Published: April 19, 2024

Visitor Question: Our town wanted to have some better flood control along a creek that is ordinarily very small.

The problem is that when we have a lot of rain in a short period of time, we can get flooding in the nearby streets that dead end at the creek.

In their wisdom the town's public works people figured they would put in what they called a "bioswale" along the creek, which has a concrete lining at that point. They planted some perennials that they sold as something that would always look good. Unfortunately, that hasn't been the case. It looks more and more like a weed patch, and this spring the weeds are even hanging over the concrete part and look terrible.

What can we who are the neighbors do about this? Is this common in the USA?

Editors Reply: Bioswales and other such measures to use the natural qualities of vegetation to reduce flooding are increasingly common. This is partly due to climate change causing increasingly violent storms, as well as an emphasis on environmentally sound solutions instead of thinking like an old-fashioned engineer.

If readers are not familiar with the term, usually it means a slightly or moderately built up area of earth, sometimes comparable to a berm. The "bio" part means it is a planted area, most frequently planted with either perennials or plants native to the area. The native plants have the advantage of deeper root systems, which both mean more uptake of storm water and a lower likelihood that the bank or swale or berm erodes away.

It is often the case that people who are used to manicured and somewhat formal landscapes feel that bioswales of natives or self-tending perennials look unkempt. So it is not surprising to hear that your neighborhood has some aesthetic objections.
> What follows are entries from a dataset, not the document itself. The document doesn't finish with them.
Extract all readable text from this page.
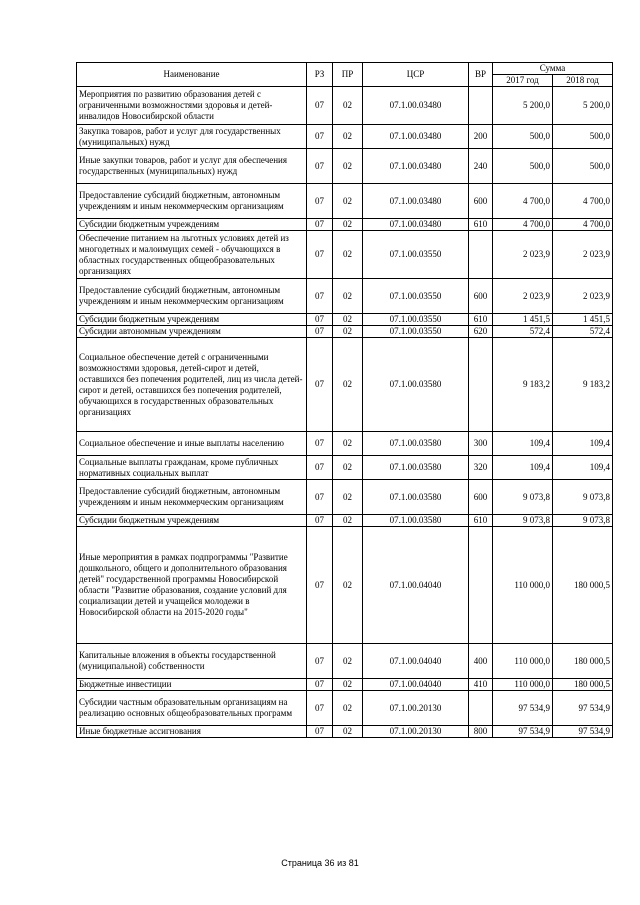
Наименование	РЗ	ПР	ЦСР	ВР	Сумма	
					2017 год	2018 год
Мероприятия по развитию образования детей с ограниченными возможностями здоровья и детей-инвалидов Новосибирской области	07	02	07.1.00.03480		5 200,0	5 200,0
Закупка товаров, работ и услуг для государственных (муниципальных) нужд	07	02	07.1.00.03480	200	500,0	500,0
Иные закупки товаров, работ и услуг для обеспечения государственных (муниципальных) нужд	07	02	07.1.00.03480	240	500,0	500,0
Предоставление субсидий бюджетным, автономным учреждениям и иным некоммерческим организациям	07	02	07.1.00.03480	600	4 700,0	4 700,0
Субсидии бюджетным учреждениям	07	02	07.1.00.03480	610	4 700,0	4 700,0
Обеспечение питанием на льготных условиях детей из многодетных и малоимущих семей - обучающихся в областных государственных общеобразовательных организациях	07	02	07.1.00.03550		2 023,9	2 023,9
Предоставление субсидий бюджетным, автономным учреждениям и иным некоммерческим организациям	07	02	07.1.00.03550	600	2 023,9	2 023,9
Субсидии бюджетным учреждениям	07	02	07.1.00.03550	610	1 451,5	1 451,5
Субсидии автономным учреждениям	07	02	07.1.00.03550	620	572,4	572,4
Социальное обеспечение детей с ограниченными возможностями здоровья, детей-сирот и детей, оставшихся без попечения родителей, лиц из числа детей-сирот и детей, оставшихся без попечения родителей, обучающихся в государственных образовательных организациях	07	02	07.1.00.03580		9 183,2	9 183,2
Социальное обеспечение и иные выплаты населению	07	02	07.1.00.03580	300	109,4	109,4
Социальные выплаты гражданам, кроме публичных нормативных социальных выплат	07	02	07.1.00.03580	320	109,4	109,4
Предоставление субсидий бюджетным, автономным учреждениям и иным некоммерческим организациям	07	02	07.1.00.03580	600	9 073,8	9 073,8
Субсидии бюджетным учреждениям	07	02	07.1.00.03580	610	9 073,8	9 073,8
Иные мероприятия в рамках подпрограммы "Развитие дошкольного, общего и дополнительного образования детей" государственной программы Новосибирской области "Развитие образования, создание условий для социализации детей и учащейся молодежи в Новосибирской области на 2015-2020 годы"	07	02	07.1.00.04040		110 000,0	180 000,5
Капитальные вложения в объекты государственной (муниципальной) собственности	07	02	07.1.00.04040	400	110 000,0	180 000,5
Бюджетные инвестиции	07	02	07.1.00.04040	410	110 000,0	180 000,5
Субсидии частным образовательным организациям на реализацию основных общеобразовательных программ	07	02	07.1.00.20130		97 534,9	97 534,9
Иные бюджетные ассигнования	07	02	07.1.00.20130	800	97 534,9	97 534,9
Страница 36 из 81
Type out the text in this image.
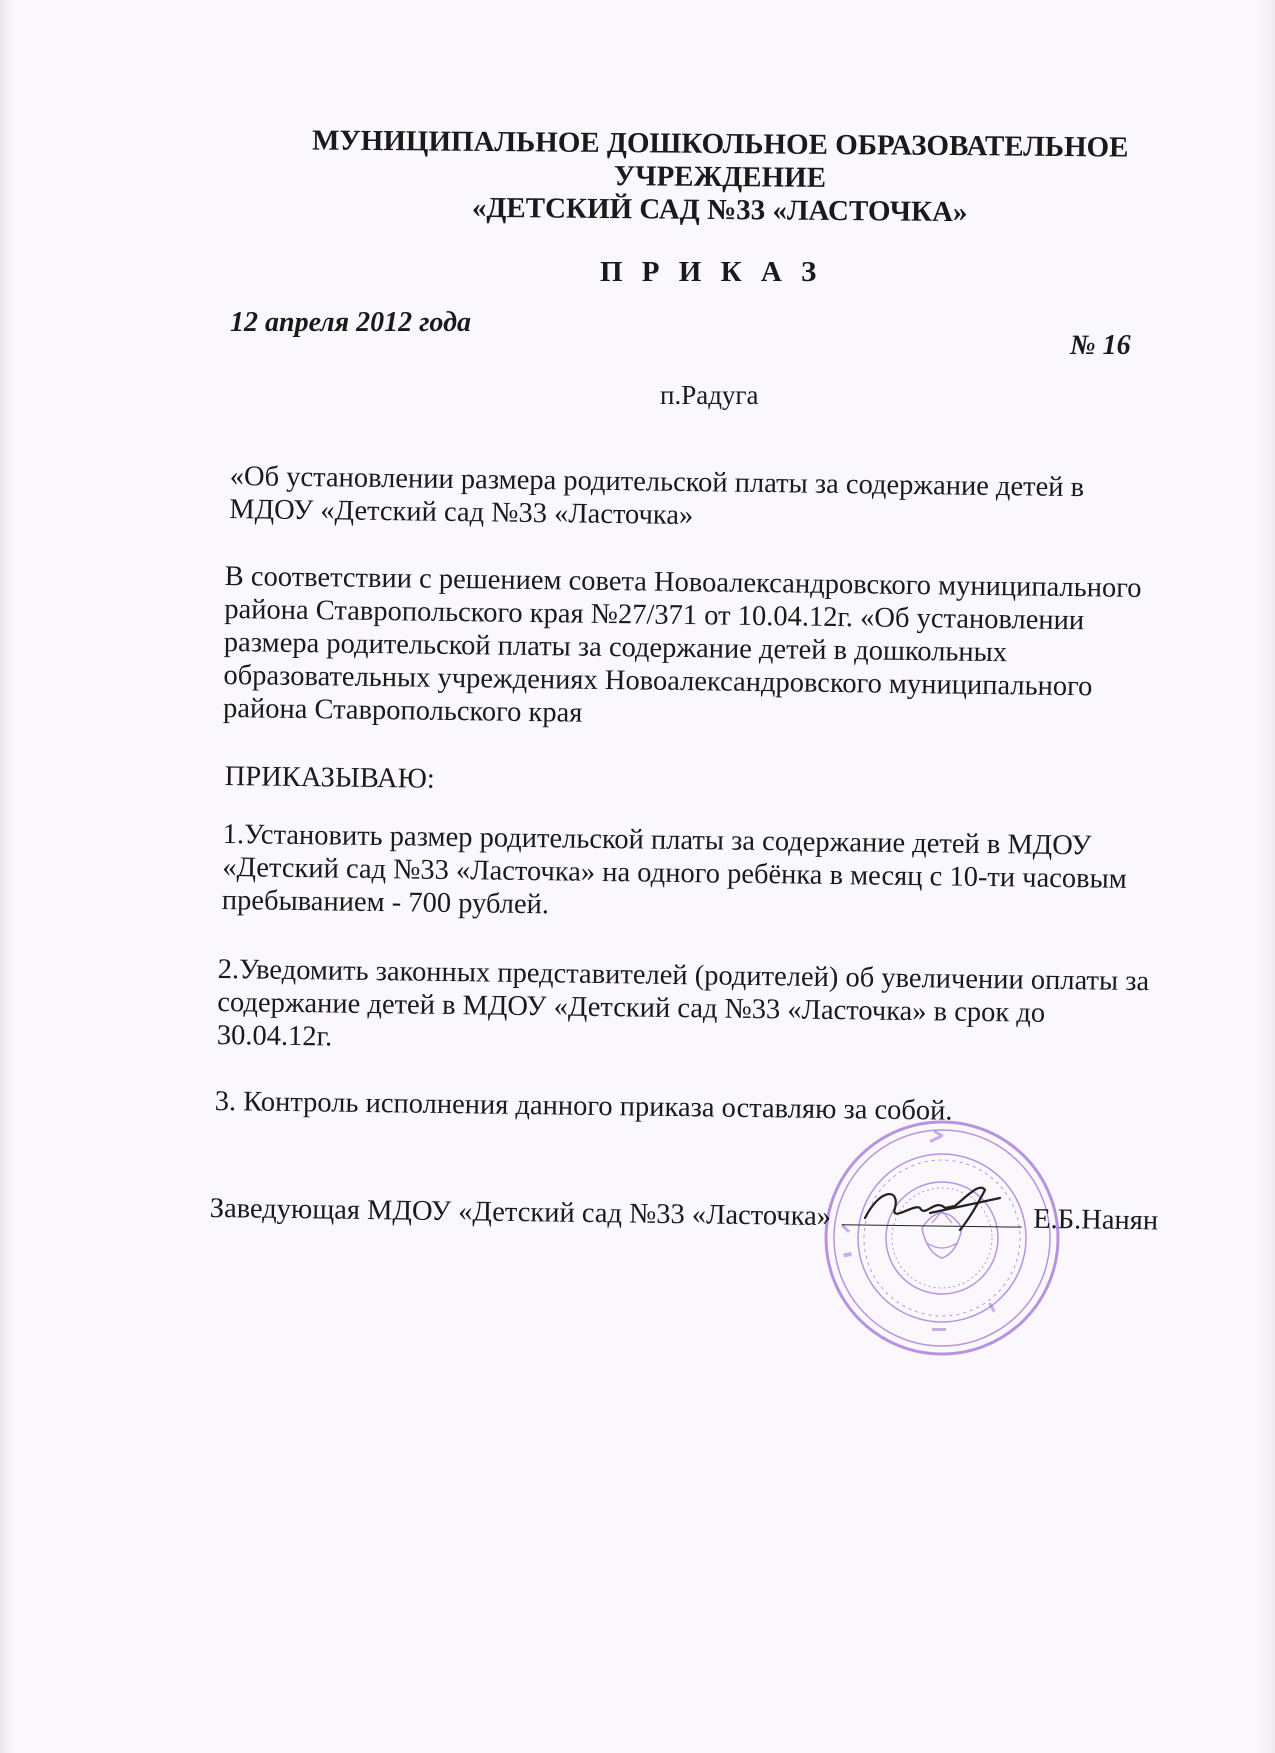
МУНИЦИПАЛЬНОЕ ДОШКОЛЬНОЕ ОБРАЗОВАТЕЛЬНОЕ
УЧРЕЖДЕНИЕ
«ДЕТСКИЙ САД №33 «ЛАСТОЧКА»
П Р И К А З
12 апреля 2012 года
№ 16
п.Радуга
«Об установлении размера родительской платы за содержание детей в МДОУ «Детский сад №33 «Ласточка»
В соответствии с решением совета Новоалександровского муниципального района Ставропольского края №27/371 от 10.04.12г. «Об установлении размера родительской платы за содержание детей в дошкольных образовательных учреждениях Новоалександровского муниципального района Ставропольского края
ПРИКАЗЫВАЮ:
1.Установить размер родительской платы за содержание детей в МДОУ «Детский сад №33 «Ласточка» на одного ребёнка в месяц с 10-ти часовым пребыванием - 700 рублей.
2.Уведомить законных представителей (родителей) об увеличении оплаты за содержание детей в МДОУ «Детский сад №33 «Ласточка» в срок до 30.04.12г.
3. Контроль исполнения данного приказа оставляю за собой.
Заведующая МДОУ «Детский сад №33 «Ласточка»	Е.Б.Нанян
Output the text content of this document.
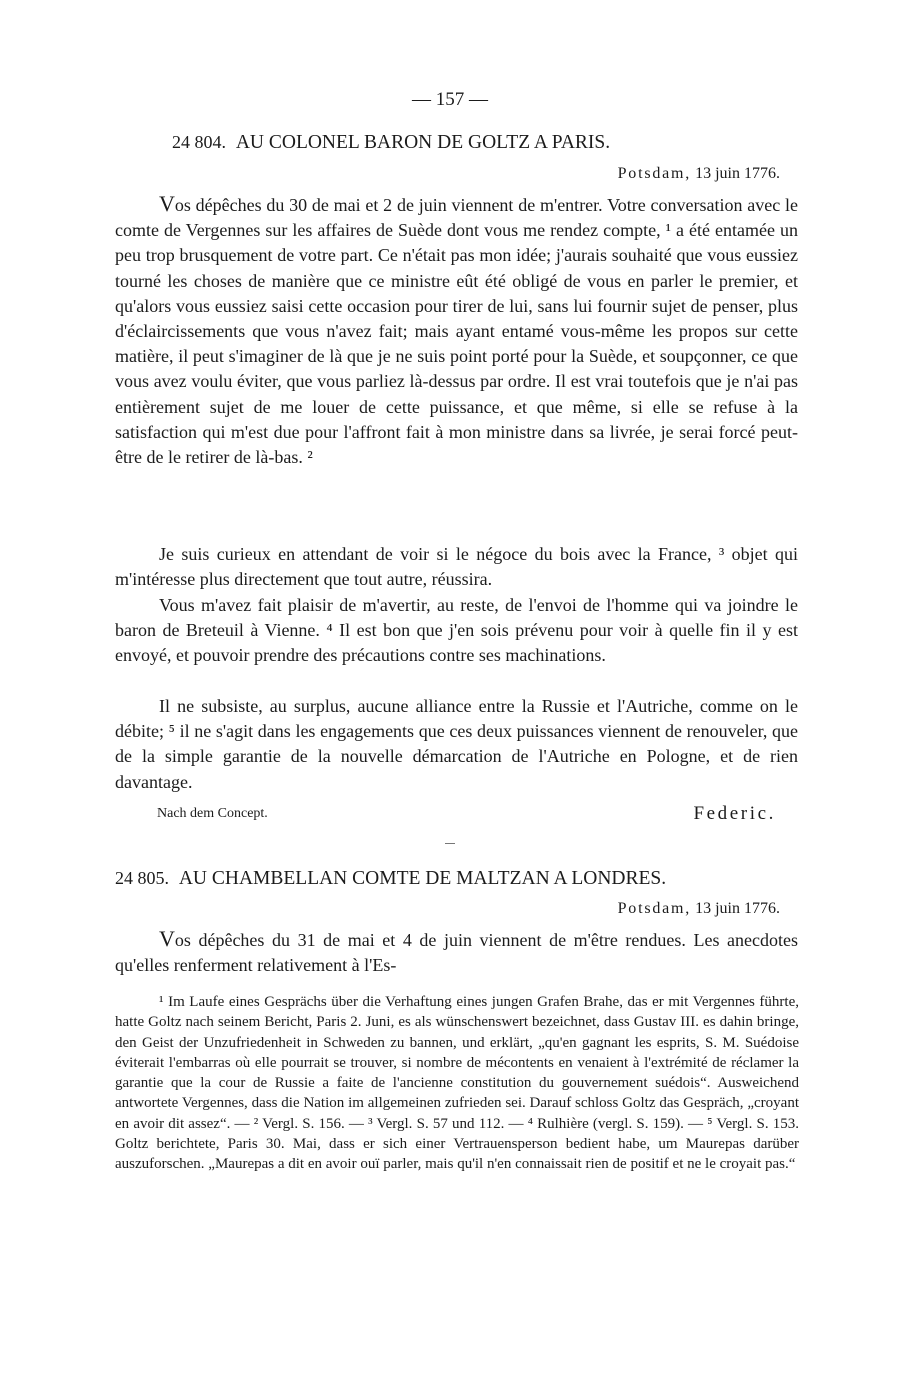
— 157 —
24 804. AU COLONEL BARON DE GOLTZ A PARIS.
Potsdam, 13 juin 1776.
Vos dépêches du 30 de mai et 2 de juin viennent de m'entrer. Votre conversation avec le comte de Vergennes sur les affaires de Suède dont vous me rendez compte, ¹ a été entamée un peu trop brusquement de votre part. Ce n'était pas mon idée; j'aurais souhaité que vous eussiez tourné les choses de manière que ce ministre eût été obligé de vous en parler le premier, et qu'alors vous eussiez saisi cette occasion pour tirer de lui, sans lui fournir sujet de penser, plus d'éclaircissements que vous n'avez fait; mais ayant entamé vous-même les propos sur cette matière, il peut s'imaginer de là que je ne suis point porté pour la Suède, et soupçonner, ce que vous avez voulu éviter, que vous parliez là-dessus par ordre. Il est vrai toutefois que je n'ai pas entièrement sujet de me louer de cette puissance, et que même, si elle se refuse à la satisfaction qui m'est due pour l'affront fait à mon ministre dans sa livrée, je serai forcé peut-être de le retirer de là-bas. ²
Je suis curieux en attendant de voir si le négoce du bois avec la France, ³ objet qui m'intéresse plus directement que tout autre, réussira.
Vous m'avez fait plaisir de m'avertir, au reste, de l'envoi de l'homme qui va joindre le baron de Breteuil à Vienne. ⁴ Il est bon que j'en sois prévenu pour voir à quelle fin il y est envoyé, et pouvoir prendre des précautions contre ses machinations.
Il ne subsiste, au surplus, aucune alliance entre la Russie et l'Autriche, comme on le débite; ⁵ il ne s'agit dans les engagements que ces deux puissances viennent de renouveler, que de la simple garantie de la nouvelle démarcation de l'Autriche en Pologne, et de rien davantage.
Nach dem Concept.	Federic.
24 805. AU CHAMBELLAN COMTE DE MALTZAN A LONDRES.
Potsdam, 13 juin 1776.
Vos dépêches du 31 de mai et 4 de juin viennent de m'être rendues. Les anecdotes qu'elles renferment relativement à l'Es-
¹ Im Laufe eines Gesprächs über die Verhaftung eines jungen Grafen Brahe, das er mit Vergennes führte, hatte Goltz nach seinem Bericht, Paris 2. Juni, es als wünschenswert bezeichnet, dass Gustav III. es dahin bringe, den Geist der Unzufriedenheit in Schweden zu bannen, und erklärt, „qu'en gagnant les esprits, S. M. Suédoise éviterait l'embarras où elle pourrait se trouver, si nombre de mécontents en venaient à l'extrémité de réclamer la garantie que la cour de Russie a faite de l'ancienne constitution du gouvernement suédois“. Ausweichend antwortete Vergennes, dass die Nation im allgemeinen zufrieden sei. Darauf schloss Goltz das Gespräch, „croyant en avoir dit assez“. — ² Vergl. S. 156. — ³ Vergl. S. 57 und 112. — ⁴ Rulhière (vergl. S. 159). — ⁵ Vergl. S. 153. Goltz berichtete, Paris 30. Mai, dass er sich einer Vertrauensperson bedient habe, um Maurepas darüber auszuforschen. „Maurepas a dit en avoir ouï parler, mais qu'il n'en connaissait rien de positif et ne le croyait pas.“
The best thing to do is to organize yourselves to have a polite but confrontational conversation with whoever planted the swales and is in charge of any maintenance needed.

Incidentally, it is not uncommon for a city government to plant something like this while completely ignoring the care aspect. Sometimes the public works people, who are rooted in engineering more than landscape architecture, genuinely believe that the perennials and natives don't need any maintenance.

Thus the first step for your group would be to look into the history to understand who you need to talk with about maintenance.

Secondly, you may want to engage in some self-education about changing tastes and the increasing value being placed on environmentally sound solutions to problems such as flooding. I have to say when I saw the first unmowed front yard in my neighborhood, I was not a fan. But after understanding the advantages both in terms of time saving for the homeowner and reduced pollution from running a gasoline-powered machine every week during the summer, I looked for a new way to appreciate the prairie look.

You might support this possibility for a change of heart by visiting any botanical garden, environmental center, or state park nearby where similar native plants are prominently featured.

Even if you still think the bioswale is ugly--and I would guess you probably will--you at least will understand more about how these plants perform.

Then when you are in dialogue with the maintaining authority for the bioswale, you know what other features they had in mind when they chose the bioswale solution. You may be able to work with them to select a more beautiful palette of plantings that will still perform the same ecological purpose.

If this is a city government department, as your question seems to state, you have the option to escalate the conversation to the city council representative serving your area, and ultimately to the mayor and city manager, if you have one.

In sum, first try reasoning with the maintaining authority about either trimming or replanting the area. If that does not work, you then have to go political, which entails getting the person you are complaining to out on the site to look at your neighborhood and the landscape. Photos can do plenty, but a field visit will be even better at helping to explain the context of why you would be upset by what to you is an ugly bioswale.